Right now, policymakers and truck makers are largely betting on megawatt charging (MCS) and high-power charging hubs. Fraunhofer IML, however, has teamed up with DHL, DSV , Greiwing, Nagel-Group, Remondis and Rewe to examine whether automated battery swap stations could solve additional pain points in freight transport. The project was supported by DSLV, the German Freight Forwarding and Logistics Association.
The white paper also looks at whether battery swapping can pay off. Fraunhofer IML sees the main advantage in dramatically shorter downtime. Even megawatt charging still leaves trucks stationary for longer than an automated battery swap would. With an automated system, a battery swap could take around five to ten minutes, depending on the setup.
That time saving matters most on predictable operations — fixed loops, hub-to-hub lanes or round-the-clock shuttle services. Instead of queuing at fast chargers, vehicles could get back on the road much sooner.
According to the authors, this raises vehicle utilisation and makes scheduling easier. Another benefit: batteries can be charged outside the truck at a slower, grid-friendly pace. That can reduce peak loads and may extend battery life.
Fraunhofer also points to economic upside on established corridors with regular swapping. In those scenarios, trucks may be able to run with smaller onboard batteries, lowering the amount of capital tied up per vehicle.
At the same time, the institute highlights high upfront costs. Automated swap stations and large battery pools are currently seen as the biggest financial barrier. That’s why the paper considers operator models likely — where battery manufacturers or infrastructure providers supply the batteries and lease them to logistics companies.
German trials have already tested the concept
The technology is no longer entirely new in the commercial vehicle world. In 2023, Germany’s first fully automated battery swap station for heavy electric trucks opened on the A13 near Lübbenau. As part of the “eHaul” research project, two converted e-trucks operated by Reinert Logistics automatically exchanged their 440-kWh batteries for charged units in about ten minutes.
The project, funded by the Federal Ministry for Economic Affairs and Climate Action, was delivered with partners including TU Berlin, Fraunhofer IVI, Bosch and Reinert Logistics. The goal was to test whether battery swapping can work reliably in day-to-day long-haul operations.

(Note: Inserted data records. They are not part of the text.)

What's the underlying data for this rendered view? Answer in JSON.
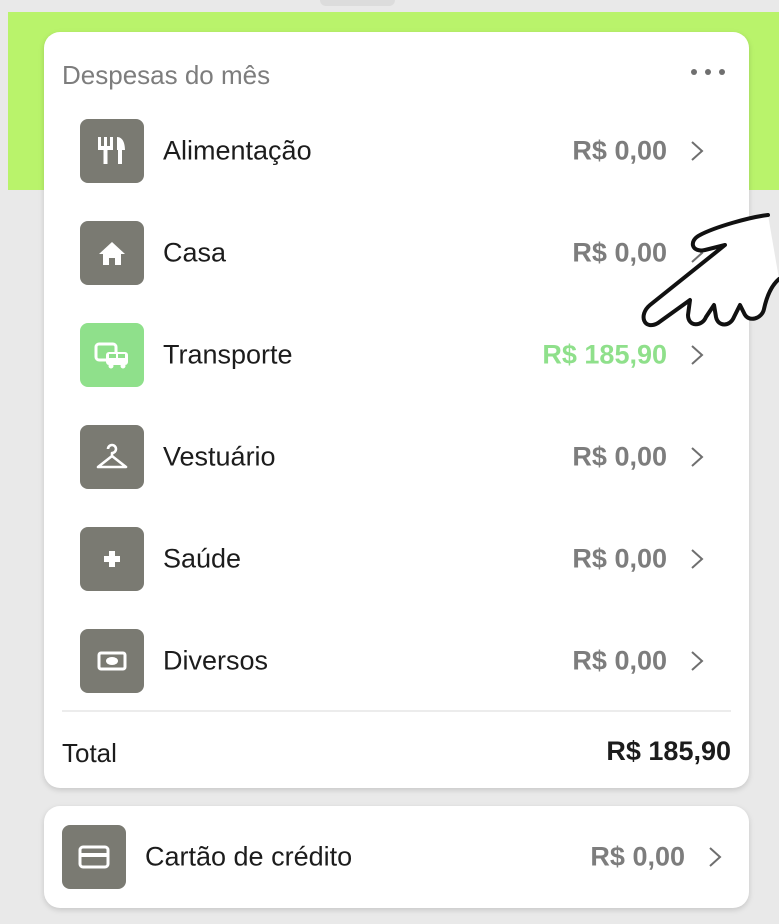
{
  "expenses": {
    "title": "Despesas do mês",
    "items": [
      {
        "label": "Alimentação",
        "amount": "R$ 0,00",
        "icon": "fork-knife-icon"
      },
      {
        "label": "Casa",
        "amount": "R$ 0,00",
        "icon": "house-icon"
      },
      {
        "label": "Transporte",
        "amount": "R$ 185,90",
        "icon": "vehicles-icon"
      },
      {
        "label": "Vestuário",
        "amount": "R$ 0,00",
        "icon": "hanger-icon"
      },
      {
        "label": "Saúde",
        "amount": "R$ 0,00",
        "icon": "plus-icon"
      },
      {
        "label": "Diversos",
        "amount": "R$ 0,00",
        "icon": "banknote-icon"
      }
    ],
    "total_label": "Total",
    "total_value": "R$ 185,90"
  },
  "credit_card": {
    "label": "Cartão de crédito",
    "amount": "R$ 0,00",
    "icon": "credit-card-icon"
  },
  "colors": {
    "accent_green": "#b9f36b",
    "active_green": "#8fe08b",
    "icon_gray": "#7a7a72",
    "amount_gray": "#7d7d7d"
  }
}
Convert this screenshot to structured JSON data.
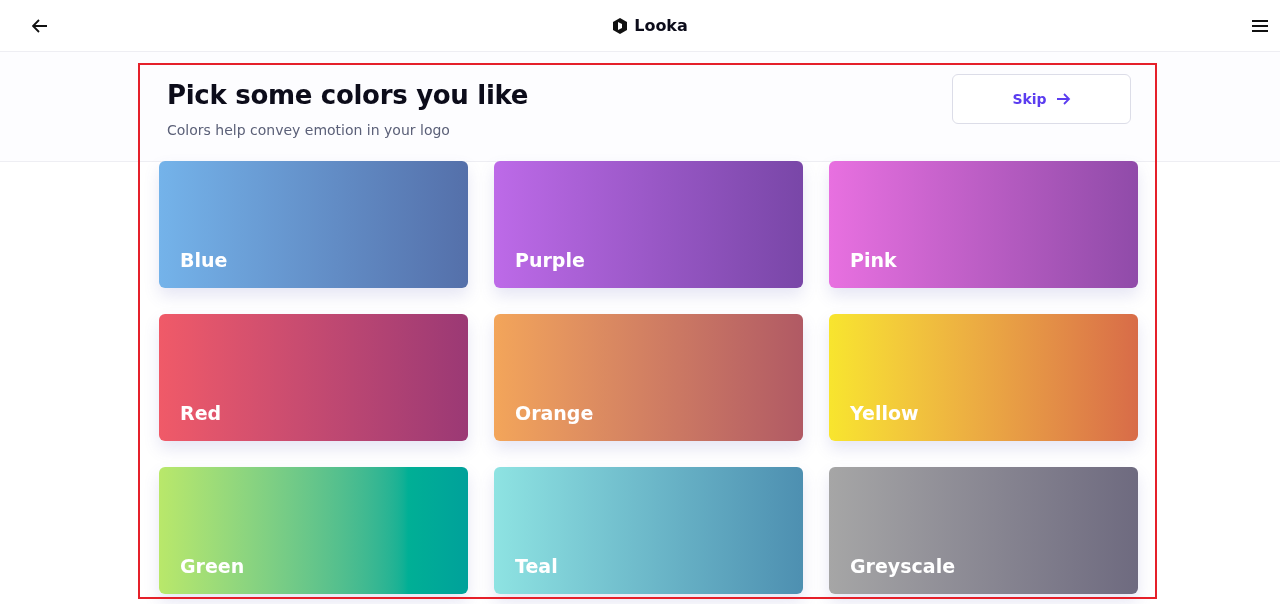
{
  "header": {
    "logo": "Looka"
  },
  "intro": {
    "title": "Pick some colors you like",
    "subtitle": "Colors help convey emotion in your logo",
    "skip": "Skip"
  },
  "swatches": [
    {
      "label": "Blue",
      "color": "#74b3ea"
    },
    {
      "label": "Purple",
      "color": "#bd6ae8"
    },
    {
      "label": "Pink",
      "color": "#e870e0"
    },
    {
      "label": "Red",
      "color": "#f05a68"
    },
    {
      "label": "Orange",
      "color": "#f3a55a"
    },
    {
      "label": "Yellow",
      "color": "#f8e52e"
    },
    {
      "label": "Green",
      "color": "#b9e86a"
    },
    {
      "label": "Teal",
      "color": "#8ee3e2"
    },
    {
      "label": "Greyscale",
      "color": "#a6a6a6"
    }
  ]
}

Work is also moving forward on swap concepts in the trailer segment. Trailer Dynamics, together with DB Schenker and Chinese battery maker CATL, presented a 2024 concept for electrified trailers using swappable batteries.
The North Rhine-Westphalia-based company is developing e-trailers with an electrified axle and an additional traction battery integrated into the trailer. Trailer Dynamics says the electric assist drive could cut diesel consumption in long-haul operations by an average of 40 percent — or significantly extend range when used with battery-electric tractors.
According to the company, swapping a battery module on the trailer takes about five minutes. The batteries are also intended to be charged more slowly, which can increase service life and reduce grid peaks.
China is already scaling up
While Europe is still mostly in test mode, China is much further along, the white paper notes. In 2024, around 28,700 swap-capable heavy commercial vehicles were newly registered — roughly 35 percent of all heavy new-energy trucks.
A key driver is CATL, which is building out swap corridors for heavy trucks. The company announced plans to add 300 more swap stations in China in 2025. In some locations, up to 192 swaps per day are said to be possible.
Japan, India and Australia are also testing or using battery swapping in commercial vehicles. Europe, by contrast, remains largely at the pilot stage, according to Fraunhofer.
Lack of standards is still the biggest hurdle
The white paper lists several obstacles, with standardisation at the top. There are still no common formats for batteries, locking mechanisms or high-voltage interfaces.
Without cross-manufacturer standards, the authors warn of fragmented solutions, extra costs and high investment risk. Open questions also remain around ownership, liability, battery condition and legally compliant billing.
Fraunhofer adds that vehicle manufacturers are cautious. Several OEMs argue that today’s battery systems are engineered to match specific vehicle designs, and standardised swappable packs could limit that optimisation. They also point to improving ranges and the ramp-up of megawatt charging.
Charging infrastructure is lagging behind plans
The paper also flags the slow rollout of public charging for heavy commercial vehicles.
According to Germany’s National Control Centre for Charging Infrastructure, as of early March 2026 there were only 69 publicly accessible truck-charging locations nationwide, with a combined installed capacity of about 50,160 kilowatts. The planned Deutschlandnetz, by comparison, includes 351 sites.
On top of that, grid connections can take a long time. Network operators cited lead times of up to five years for new connection capacity, the study says. This is also why depots are increasingly seen as a bottleneck for heavy-duty electrification.
Battery swapping is an add-on, not a replacement
Fraunhofer IML is clear that battery swapping is not meant to replace depot charging or public fast charging. But in certain use cases, it could add flexibility and help speed up the transition to electric fleets.